D.C. Mayor Adrian M. Fenty raised two principal arguments in support of the city’s ban. First, the Second Amendment ensures only that members of state militias are properly armed, not that private citizens can have guns for self-defense and other personal uses. Second, even if the Second Amendment protects private ownership of firearms for non-militia purposes, D.C.‘s legislature can constitutionally ban all handguns if it determines, for example, that rifles and shotguns in the home are a reasonable alternative means of self defense. The court rejected both arguments.
Essentially, wrote Justice Antonin Scalia for a 5–4 majority, the militia clause announces one purpose of the Second Amendment, but does not limit or expand the right to keep and bear arms expressly stated in the operative clause. Nor does the court’s prior precedent — United States v. Miller (1939) — say otherwise. It establishes simply that some weapons — e.g., a sawed-off shotgun — are not protected unless they can be shown to have military utility and be in common use. Moreover, declared Scalia, the District may not categorically ban “an entire class of ‘arms’ that Americans overwhelmingly choose for the lawful purpose of self-defense.” Alternative weapons, such as long guns, have numerous disadvantages and must, under a provision of D.C. law, be kept unloaded and either disassembled or trigger-locked. That provision does not contain an exception for self-defense.
In his dissenting opinion, Justice John Paul Stevens not only quarreled with Justice Scalia’s interpretation of historical events but he also implied that Scalia had abandoned true judicial conservatism by dragging the court into the “political thicket” of gun control. “Judicial restraint would be far wiser,” wrote Stevens, than mediating a political process that is “working exactly as it should.” That’s quite an astonishing statement coming from Justice Stevens — the same justice who had no such reservations just one day earlier when he voted to invalidate Louisiana’s death penalty for child rape and substitute an outright ban on capital punishment for any crime that isn’t fatal to its victim.

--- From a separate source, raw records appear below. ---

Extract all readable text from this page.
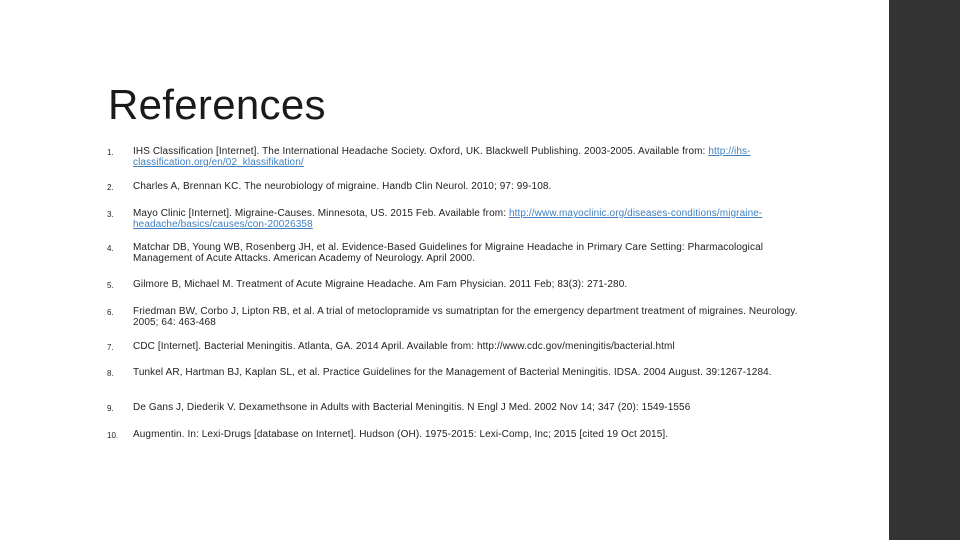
References
1.	IHS Classification [Internet]. The International Headache Society. Oxford, UK. Blackwell Publishing. 2003-2005. Available from: http://ihs-classification.org/en/02_klassifikation/
2.	Charles A, Brennan KC. The neurobiology of migraine. Handb Clin Neurol. 2010; 97: 99-108.
3.	Mayo Clinic [Internet]. Migraine-Causes. Minnesota, US. 2015 Feb. Available from: http://www.mayoclinic.org/diseases-conditions/migraine-headache/basics/causes/con-20026358
4.	Matchar DB, Young WB, Rosenberg JH, et al. Evidence-Based Guidelines for Migraine Headache in Primary Care Setting: Pharmacological Management of Acute Attacks. American Academy of Neurology. April 2000.
5.	Gilmore B, Michael M. Treatment of Acute Migraine Headache. Am Fam Physician. 2011 Feb; 83(3): 271-280.
6.	Friedman BW, Corbo J, Lipton RB, et al. A trial of metoclopramide vs sumatriptan for the emergency department treatment of migraines. Neurology. 2005; 64: 463-468
7.	CDC [Internet]. Bacterial Meningitis. Atlanta, GA. 2014 April. Available from: http://www.cdc.gov/meningitis/bacterial.html
8.	Tunkel AR, Hartman BJ, Kaplan SL, et al. Practice Guidelines for the Management of Bacterial Meningitis. IDSA. 2004 August. 39:1267-1284.
9.	De Gans J, Diederik V. Dexamethsone in Adults with Bacterial Meningitis. N Engl J Med. 2002 Nov 14; 347 (20): 1549-1556
10.	Augmentin. In: Lexi-Drugs [database on Internet]. Hudson (OH). 1975-2015: Lexi-Comp, Inc; 2015 [cited 19 Oct 2015].
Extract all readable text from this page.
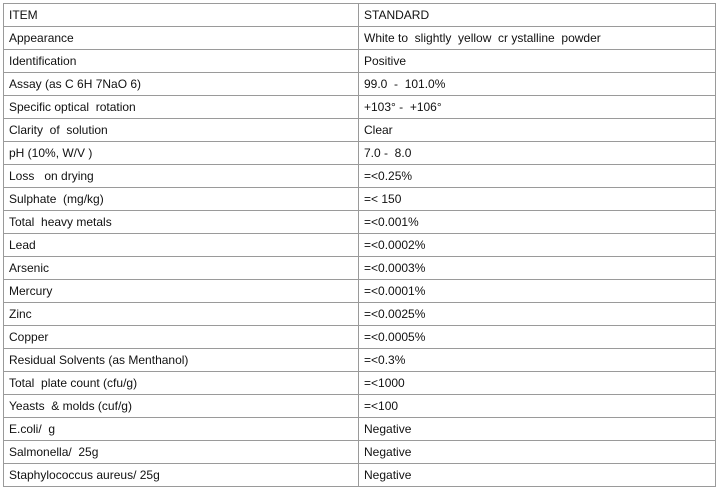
ITEM	STANDARD
Appearance	White to  slightly  yellow  cr ystalline  powder
Identification	Positive
Assay (as C 6H 7NaO 6)	99.0  -  101.0%
Specific optical  rotation	+103° -  +106°
Clarity  of  solution	Clear
pH (10%, W/V )	7.0 -  8.0
Loss   on drying	=<0.25%
Sulphate  (mg/kg)	=< 150
Total  heavy metals	=<0.001%
Lead	=<0.0002%
Arsenic	=<0.0003%
Mercury	=<0.0001%
Zinc	=<0.0025%
Copper	=<0.0005%
Residual Solvents (as Menthanol)	=<0.3%
Total  plate count (cfu/g)	=<1000
Yeasts  & molds (cuf/g)	=<100
E.coli/  g	Negative
Salmonella/  25g	Negative
Staphylococcus aureus/ 25g	Negative
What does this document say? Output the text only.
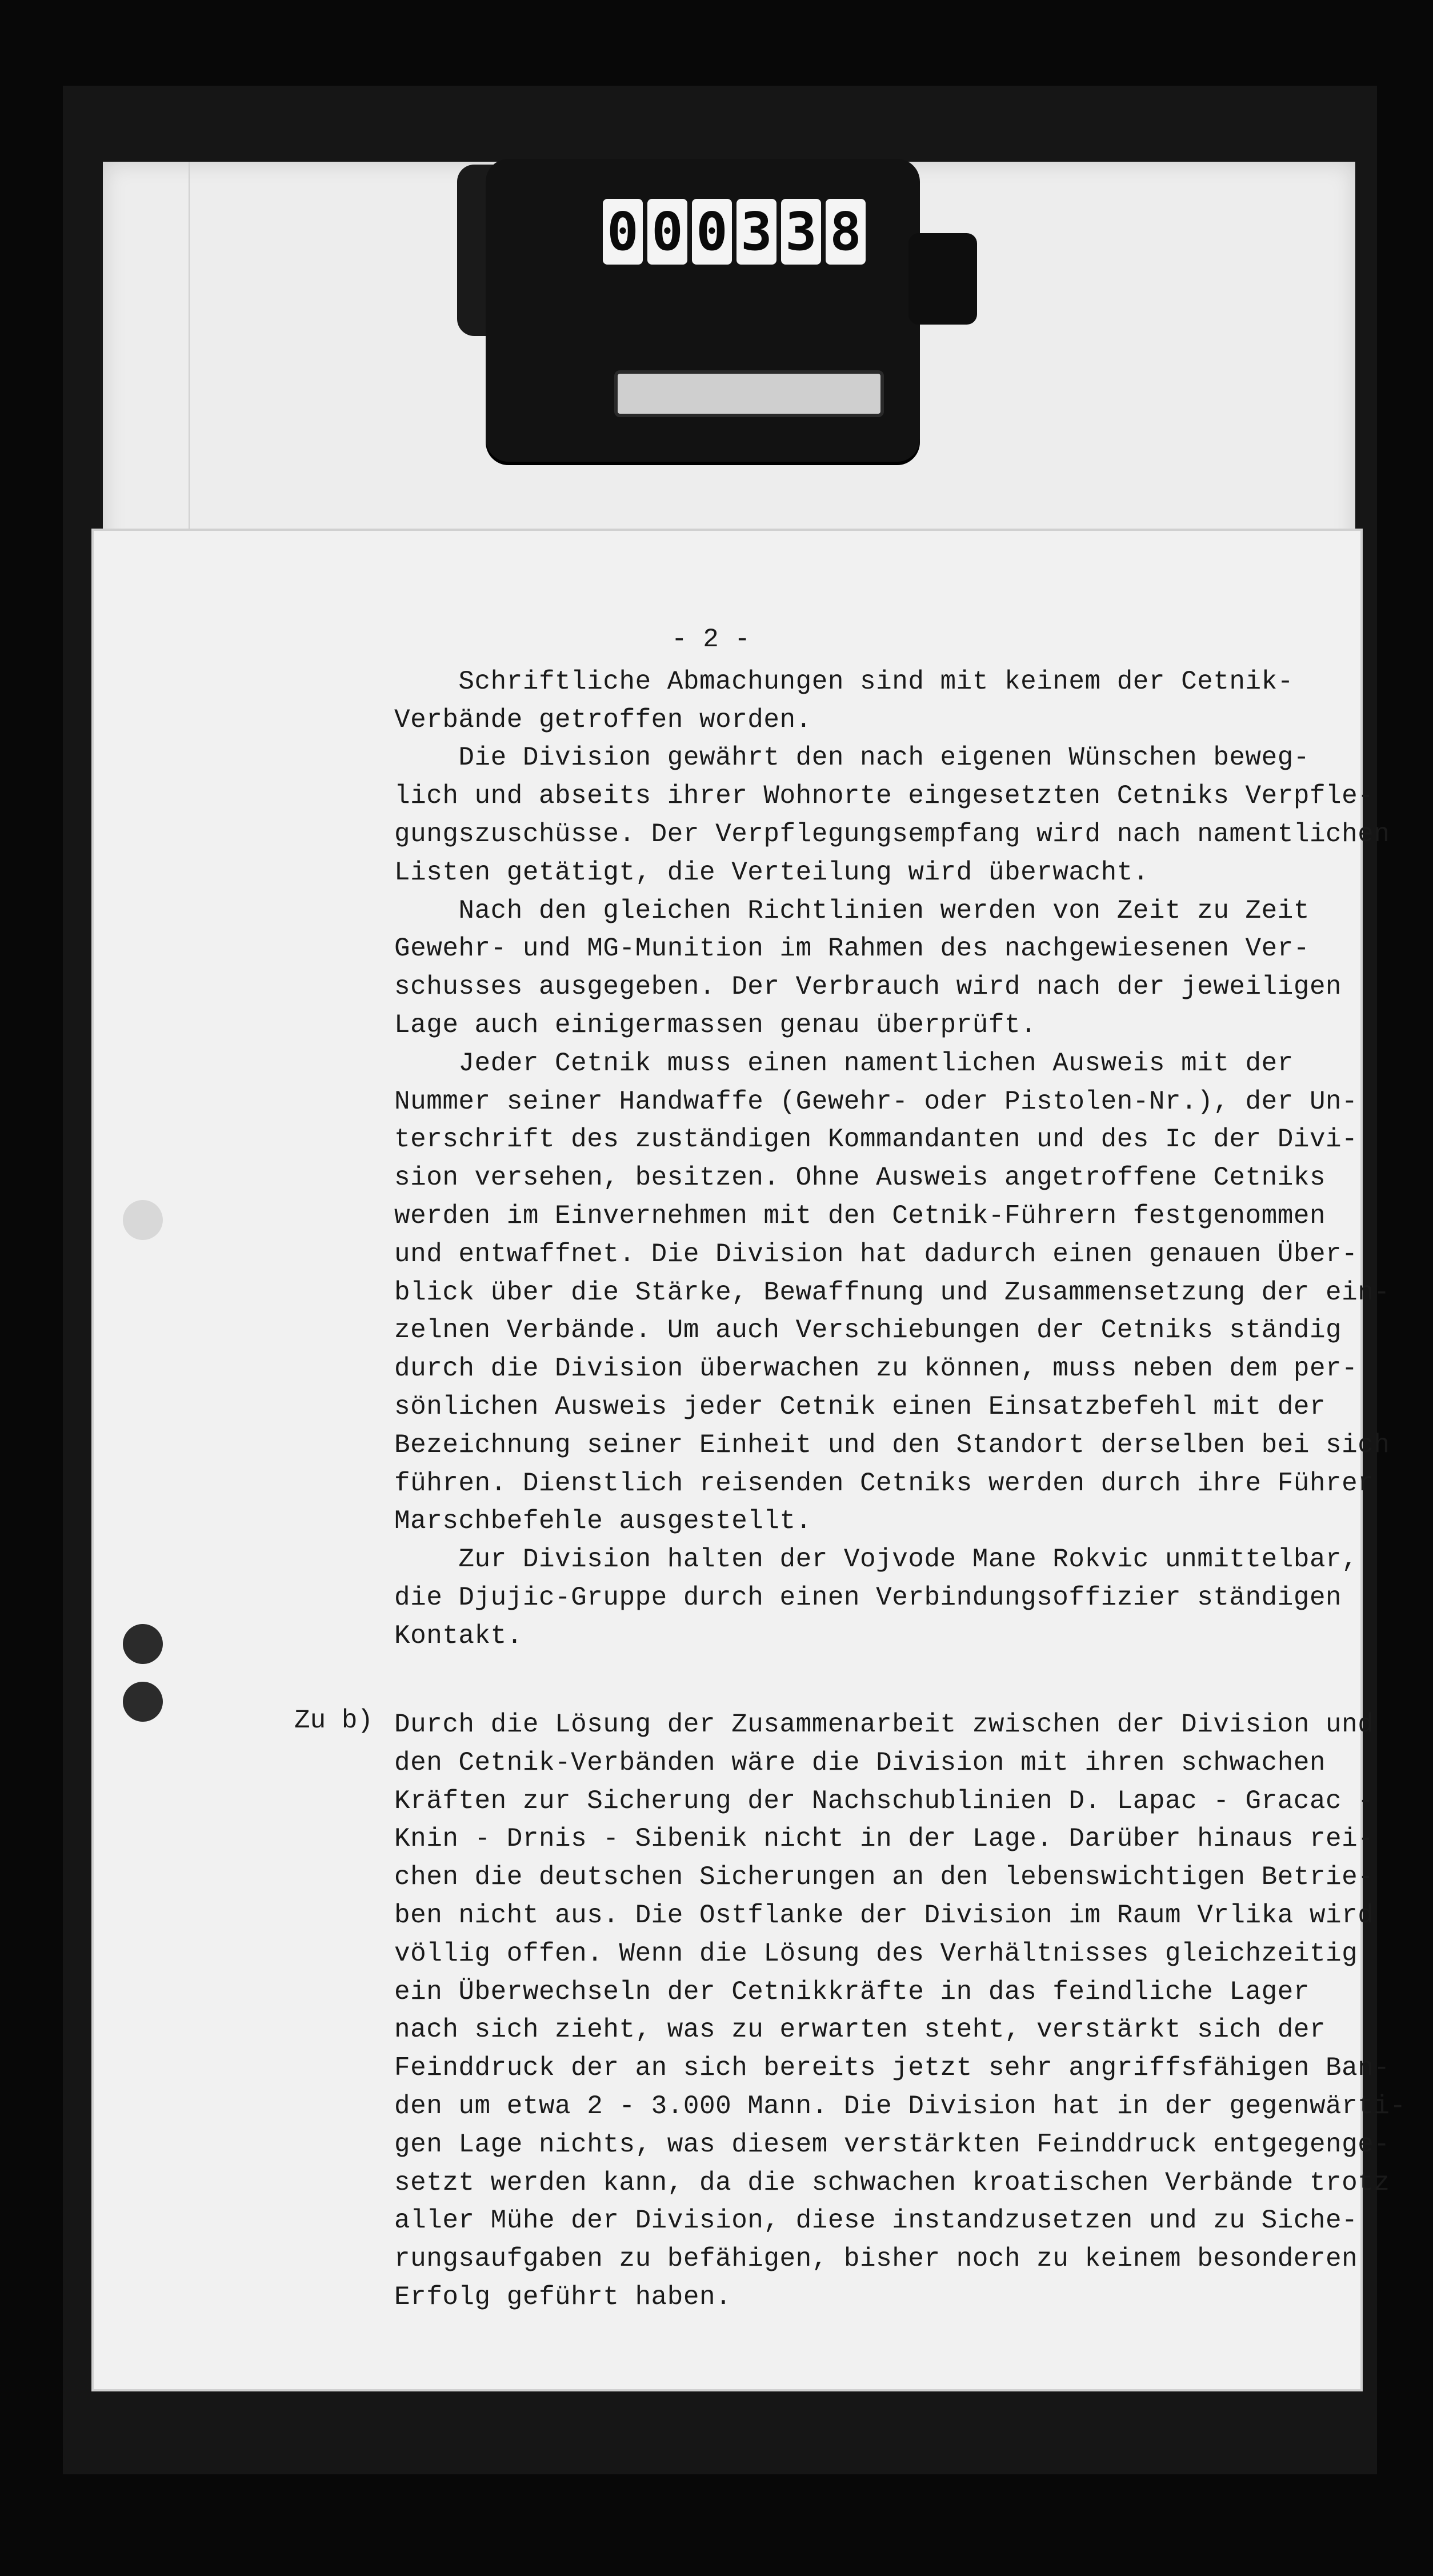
0 0 0 3 3 8
- 2 -
Schriftliche Abmachungen sind mit keinem der Cetnik-
Verbände getroffen worden.
Die Division gewährt den nach eigenen Wünschen beweg-
lich und abseits ihrer Wohnorte eingesetzten Cetniks Verpfle-
gungszuschüsse. Der Verpflegungsempfang wird nach namentlichen
Listen getätigt, die Verteilung wird überwacht.
Nach den gleichen Richtlinien werden von Zeit zu Zeit
Gewehr- und MG-Munition im Rahmen des nachgewiesenen Ver-
schusses ausgegeben. Der Verbrauch wird nach der jeweiligen
Lage auch einigermassen genau überprüft.
Jeder Cetnik muss einen namentlichen Ausweis mit der
Nummer seiner Handwaffe (Gewehr- oder Pistolen-Nr.), der Un-
terschrift des zuständigen Kommandanten und des Ic der Divi-
sion versehen, besitzen. Ohne Ausweis angetroffene Cetniks
werden im Einvernehmen mit den Cetnik-Führern festgenommen
und entwaffnet. Die Division hat dadurch einen genauen Über-
blick über die Stärke, Bewaffnung und Zusammensetzung der ein-
zelnen Verbände. Um auch Verschiebungen der Cetniks ständig
durch die Division überwachen zu können, muss neben dem per-
sönlichen Ausweis jeder Cetnik einen Einsatzbefehl mit der
Bezeichnung seiner Einheit und den Standort derselben bei sich
führen. Dienstlich reisenden Cetniks werden durch ihre Führer
Marschbefehle ausgestellt.
Zur Division halten der Vojvode Mane Rokvic unmittelbar,
die Djujic-Gruppe durch einen Verbindungsoffizier ständigen
Kontakt.
Zu b) Durch die Lösung der Zusammenarbeit zwischen der Division und
den Cetnik-Verbänden wäre die Division mit ihren schwachen
Kräften zur Sicherung der Nachschublinien D. Lapac - Gracac -
Knin - Drnis - Sibenik nicht in der Lage. Darüber hinaus rei-
chen die deutschen Sicherungen an den lebenswichtigen Betrie-
ben nicht aus. Die Ostflanke der Division im Raum Vrlika wird
völlig offen. Wenn die Lösung des Verhältnisses gleichzeitig
ein Überwechseln der Cetnikkräfte in das feindliche Lager
nach sich zieht, was zu erwarten steht, verstärkt sich der
Feinddruck der an sich bereits jetzt sehr angriffsfähigen Ban-
den um etwa 2 - 3.000 Mann. Die Division hat in der gegenwärti-
gen Lage nichts, was diesem verstärkten Feinddruck entgegenge-
setzt werden kann, da die schwachen kroatischen Verbände trotz
aller Mühe der Division, diese instandzusetzen und zu Siche-
rungsaufgaben zu befähigen, bisher noch zu keinem besonderen
Erfolg geführt haben.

Justice Stephen Breyer, also dissenting in Heller, proffered this extraordinary statement: “The decision threatens to throw into doubt the constitutionality of gun laws throughout the United States.” Nonsense. Forty-four states have constitutional provisions protecting an individual right to keep and bear arms. Legislatures in all 50 states have rejected bans on private handgun ownership. Concealed carry is permitted, with varying degrees of administrative discretion, in all states except Wisconsin and Illinois. Those laws would have remained on the books no matter what the Supreme Court had decided in Heller. The major impact of the court’s opinion will be felt, not “throughout the United States,” but in the cities and other political subdivisions that have enacted draconian gun laws under delegated power from state governments.
Heller is merely the opening salvo in a series of litigations that will ultimately resolve what weapons and persons can be regulated and what restrictions are permissible. Near term, the Court will also have to decide whether Second Amendment rights can be enforced against state and local governments. Despite those remaining hurdles, it’s fair to say that the court’s blockbuster decision makes the prospects for reviving the original meaning of the Second Amendment substantially brighter. And given the unfolding presidential contest, it’s also fair to say that the court’s razor-thin majority conveys a crucial message: Judicial nominations matter.